The Abe administration’s draft budget adopted Tuesday includes ¥4.88 trillion in defense spending in fiscal 2014, a 2.8 percent increase from this year.
But the Finance Ministry said most of this year’s increase is a result of the termination of special temporary salary cuts for Self-Defense Forces personnel and does not represent a substantial expansion in defense spending.
“The increase is not to beef up the ability of the Self-Defense Forces whatsoever,” a senior Finance Ministry official in charge of the defense budget said.
At the same time, the budget will allow the Defense Ministry to start introducing new equipment and weapons to help defend remote islands, in particular the Senkaku islets in the East China Sea that China and Taiwan also claim.
Fiscal 2014 will be the first year of a five-year medium-term defense buildup program that will see the introduction of 52 amphibious vehicles, three unmanned drones and 23 next-generation anti-submarine patrol aircraft, as well as 28 F-35A stealth fighters.

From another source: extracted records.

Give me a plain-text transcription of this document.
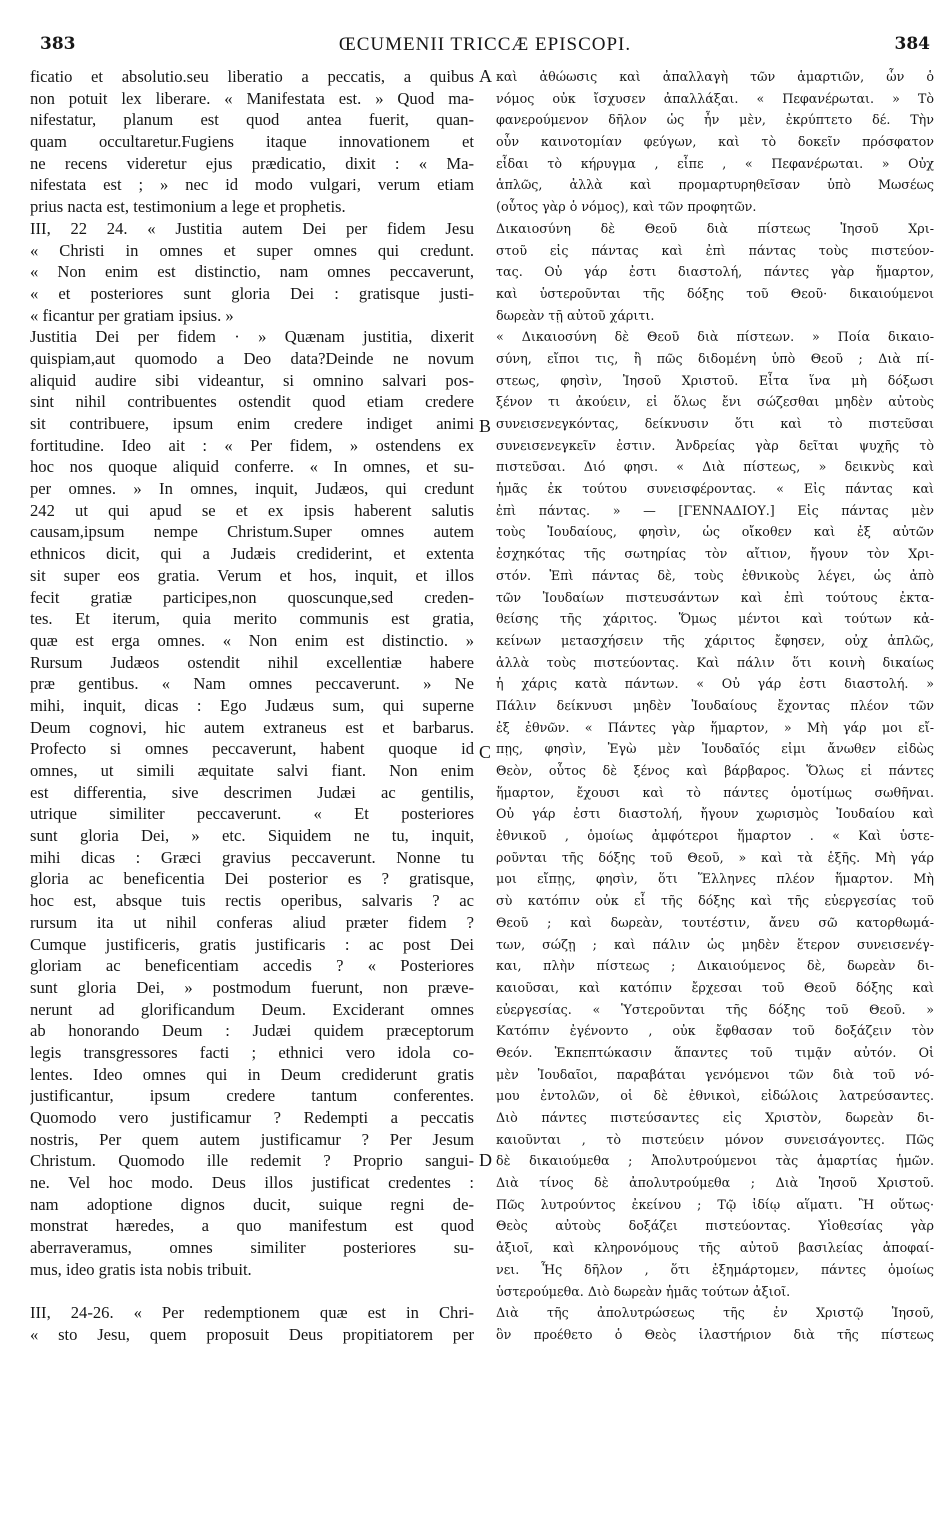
383	ŒCUMENII TRICCÆ EPISCOPI.	384
ficatio et absolutio.seu liberatio a peccatis, a quibus
non potuit lex liberare. « Manifestata est. » Quod ma-
nifestatur, planum est quod antea fuerit, quan-
quam occultaretur.Fugiens itaque innovationem et
ne recens videretur ejus prædicatio, dixit : « Ma-
nifestata est ; » nec id modo vulgari, verum etiam
prius nacta est, testimonium a lege et prophetis.
III, 22 24. « Justitia autem Dei per fidem Jesu
« Christi in omnes et super omnes qui credunt.
« Non enim est distinctio, nam omnes peccaverunt,
« et posteriores sunt gloria Dei : gratisque justi-
« ficantur per gratiam ipsius. »
Justitia Dei per fidem · » Quænam justitia, dixerit
quispiam,aut quomodo a Deo data?Deinde ne novum
aliquid audire sibi videantur, si omnino salvari pos-
sint nihil contribuentes ostendit quod etiam credere
sit contribuere, ipsum enim credere indiget animi
fortitudine. Ideo ait : « Per fidem, » ostendens ex
hoc nos quoque aliquid conferre. « In omnes, et su-
per omnes. » In omnes, inquit, Judæos, qui credunt
242 ut qui apud se et ex ipsis haberent salutis
causam,ipsum nempe Christum.Super omnes autem
ethnicos dicit, qui a Judæis crediderint, et extenta
sit super eos gratia. Verum et hos, inquit, et illos
fecit gratiæ participes,non quoscunque,sed creden-
tes. Et iterum, quia merito communis est gratia,
quæ est erga omnes. « Non enim est distinctio. »
Rursum Judæos ostendit nihil excellentiæ habere
præ gentibus. « Nam omnes peccaverunt. » Ne
mihi, inquit, dicas : Ego Judæus sum, qui superne
Deum cognovi, hic autem extraneus est et barbarus.
Profecto si omnes peccaverunt, habent quoque id
omnes, ut simili æquitate salvi fiant. Non enim
est differentia, sive descrimen Judæi ac gentilis,
utrique similiter peccaverunt. « Et posteriores
sunt gloria Dei, » etc. Siquidem ne tu, inquit,
mihi dicas : Græci gravius peccaverunt. Nonne tu
gloria ac beneficentia Dei posterior es ? gratisque,
hoc est, absque tuis rectis operibus, salvaris ? ac
rursum ita ut nihil conferas aliud præter fidem ?
Cumque justificeris, gratis justificaris : ac post Dei
gloriam ac beneficentiam accedis ? « Posteriores
sunt gloria Dei, » postmodum fuerunt, non præve-
nerunt ad glorificandum Deum. Exciderant omnes
ab honorando Deum : Judæi quidem præceptorum
legis transgressores facti ; ethnici vero idola co-
lentes. Ideo omnes qui in Deum crediderunt gratis
justificantur, ipsum credere tantum conferentes.
Quomodo vero justificamur ? Redempti a peccatis
nostris, Per quem autem justificamur ? Per Jesum
Christum. Quomodo ille redemit ? Proprio sangui-
ne. Vel hoc modo. Deus illos justificat credentes :
nam adoptione dignos ducit, suique regni de-
monstrat hæredes, a quo manifestum est quod
aberraveramus, omnes similiter posteriores su-
mus, ideo gratis ista nobis tribuit.
III, 24-26. « Per redemptionem quæ est in Chri-
« sto Jesu, quem proposuit Deus propitiatorem per
καὶ ἀθώωσις καὶ ἀπαλλαγὴ τῶν ἁμαρτιῶν, ὧν ὁ
νόμος οὐκ ἴσχυσεν ἀπαλλάξαι. « Πεφανέρωται. » Τὸ
φανερούμενον δῆλον ὡς ἦν μὲν, ἐκρύπτετο δέ. Τὴν
οὖν καινοτομίαν φεύγων, καὶ τὸ δοκεῖν πρόσφατον
εἶδαι τὸ κήρυγμα , εἶπε , « Πεφανέρωται. » Οὐχ
ἁπλῶς, ἀλλὰ καὶ προμαρτυρηθεῖσαν ὑπὸ Μωσέως
(οὗτος γὰρ ὁ νόμος), καὶ τῶν προφητῶν.
Δικαιοσύνη δὲ Θεοῦ διὰ πίστεως Ἰησοῦ Χρι-
στοῦ εἰς πάντας καὶ ἐπὶ πάντας τοὺς πιστεύον-
τας. Οὐ γάρ ἐστι διαστολή, πάντες γὰρ ἥμαρτον,
καὶ ὑστεροῦνται τῆς δόξης τοῦ Θεοῦ· δικαιούμενοι
δωρεὰν τῇ αὐτοῦ χάριτι.
« Δικαιοσύνη δὲ Θεοῦ διὰ πίστεων. » Ποία δικαιο-
σύνη, εἴποι τις, ἢ πῶς διδομένη ὑπὸ Θεοῦ ; Διὰ πί-
στεως, φησὶν, Ἰησοῦ Χριστοῦ. Εἶτα ἵνα μὴ δόξωσι
ξένον τι ἀκούειν, εἰ ὅλως ἔνι σώζεσθαι μηδὲν αὐτοὺς
συνεισενεγκόντας, δείκνυσιν ὅτι καὶ τὸ πιστεῦσαι
συνεισενεγκεῖν ἐστιν. Ἀνδρείας γὰρ δεῖται ψυχῆς τὸ
πιστεῦσαι. Διό φησι. « Διὰ πίστεως, » δεικνὺς καὶ
ἡμᾶς ἐκ τούτου συνεισφέροντας. « Εἰς πάντας καὶ
ἐπὶ πάντας. » — [ΓΕΝΝΑΔΙΟΥ.] Εἰς πάντας μὲν
τοὺς Ἰουδαίους, φησὶν, ὡς οἴκοθεν καὶ ἐξ αὐτῶν
ἐσχηκότας τῆς σωτηρίας τὸν αἴτιον, ἤγουν τὸν Χρι-
στόν. Ἐπὶ πάντας δὲ, τοὺς ἐθνικοὺς λέγει, ὡς ἀπὸ
τῶν Ἰουδαίων πιστευσάντων καὶ ἐπὶ τούτους ἐκτα-
θείσης τῆς χάριτος. Ὅμως μέντοι καὶ τούτων κἀ-
κείνων μετασχήσειν τῆς χάριτος ἔφησεν, οὐχ ἁπλῶς,
ἀλλὰ τοὺς πιστεύοντας. Καὶ πάλιν ὅτι κοινὴ δικαίως
ἡ χάρις κατὰ πάντων. « Οὐ γάρ ἐστι διαστολή. »
Πάλιν δείκνυσι μηδὲν Ἰουδαίους ἔχοντας πλέον τῶν
ἐξ ἐθνῶν. « Πάντες γὰρ ἥμαρτον, » Μὴ γάρ μοι εἴ-
πῃς, φησὶν, Ἐγὼ μὲν Ἰουδαῖός εἰμι ἄνωθεν εἰδὼς
Θεὸν, οὗτος δὲ ξένος καὶ βάρβαρος. Ὅλως εἰ πάντες
ἥμαρτον, ἔχουσι καὶ τὸ πάντες ὁμοτίμως σωθῆναι.
Οὐ γάρ ἐστι διαστολή, ἤγουν χωρισμὸς Ἰουδαίου καὶ
ἐθνικοῦ , ὁμοίως ἀμφότεροι ἥμαρτον . « Καὶ ὑστε-
ροῦνται τῆς δόξης τοῦ Θεοῦ, » καὶ τὰ ἑξῆς. Μὴ γάρ
μοι εἴπῃς, φησὶν, ὅτι Ἕλληνες πλέον ἥμαρτον. Μὴ
σὺ κατόπιν οὐκ εἶ τῆς δόξης καὶ τῆς εὐεργεσίας τοῦ
Θεοῦ ; καὶ δωρεὰν, τουτέστιν, ἄνευ σῶ κατορθωμά-
των, σώζῃ ; καὶ πάλιν ὡς μηδὲν ἕτερον συνεισενέγ-
και, πλὴν πίστεως ; Δικαιούμενος δὲ, δωρεὰν δι-
καιοῦσαι, καὶ κατόπιν ἔρχεσαι τοῦ Θεοῦ δόξης καὶ
εὐεργεσίας. « Ὑστεροῦνται τῆς δόξης τοῦ Θεοῦ. »
Κατόπιν ἐγένοντο , οὐκ ἔφθασαν τοῦ δοξάζειν τὸν
Θεόν. Ἐκπεπτώκασιν ἅπαντες τοῦ τιμᾷν αὐτόν. Οἱ
μὲν Ἰουδαῖοι, παραβάται γενόμενοι τῶν διὰ τοῦ νό-
μου ἐντολῶν, οἱ δὲ ἐθνικοὶ, εἰδώλοις λατρεύσαντες.
Διὸ πάντες πιστεύσαντες εἰς Χριστὸν, δωρεὰν δι-
καιοῦνται , τὸ πιστεύειν μόνον συνεισάγοντες. Πῶς
δὲ δικαιούμεθα ; Ἀπολυτρούμενοι τὰς ἁμαρτίας ἡμῶν.
Διὰ τίνος δὲ ἀπολυτρούμεθα ; Διὰ Ἰησοῦ Χριστοῦ.
Πῶς λυτρούντος ἐκείνου ; Τῷ ἰδίῳ αἵματι. Ἢ οὕτως·
Θεὸς αὐτοὺς δοξάζει πιστεύοντας. Υἱοθεσίας γὰρ
ἀξιοῖ, καὶ κληρονόμους τῆς αὐτοῦ βασιλείας ἀποφαί-
νει. Ἧς δῆλον , ὅτι ἐξημάρτομεν, πάντες ὁμοίως
ὑστερούμεθα. Διὸ δωρεὰν ἡμᾶς τούτων ἀξιοῖ.
Διὰ τῆς ἀπολυτρώσεως τῆς ἐν Χριστῷ Ἰησοῦ,
ὃν προέθετο ὁ Θεὸς ἱλαστήριον διὰ τῆς πίστεως
A
B
C
D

For starters, the ministry plans to allocate ¥59.4 billion in fiscal 2014 to buy three P-1 anti-sub jets, ¥15.8 billion to set up a radar monitoring facility on Yonaguni Island, about 110 km east of Taiwan and Japan’s westernmost island.
The government will also spend ¥63.8 billion to purchase four F-35A fighters in fiscal 2014.
The ministry plans to use ¥200 million for research into unmanned drones, and another ¥1.7 billion to buy two sample amphibious vehicles for feasibility studies.
Some ¥100 million will be used to study introduction of the U.S. military’s Osprey transport aircraft in fiscal 2014. Japan plans to buy 17 Ospreys by fiscal 2018 under the middle-term buildup program.
According to the Stockholm International Peace Research Institute, Japan’s military budget was the world’s fifth-largest in 2012, following the U.S., China, Russia and Britain.
In a related move, the administration plans to boost spending for the Japan Coast Guard by 5.5 percent to ¥183.4 billion next fiscal year.
The Coast Guard is preparing to take command of 10 new large patrol ships, four of which will go into service in fiscal 2014, and personnel numbers will be increased by 400 to beef up operations around the Senkaku Islands.
In total, the Coast Guard will dedicate 14 large patrol vessels to solely engage in missions around the Senkaku islets.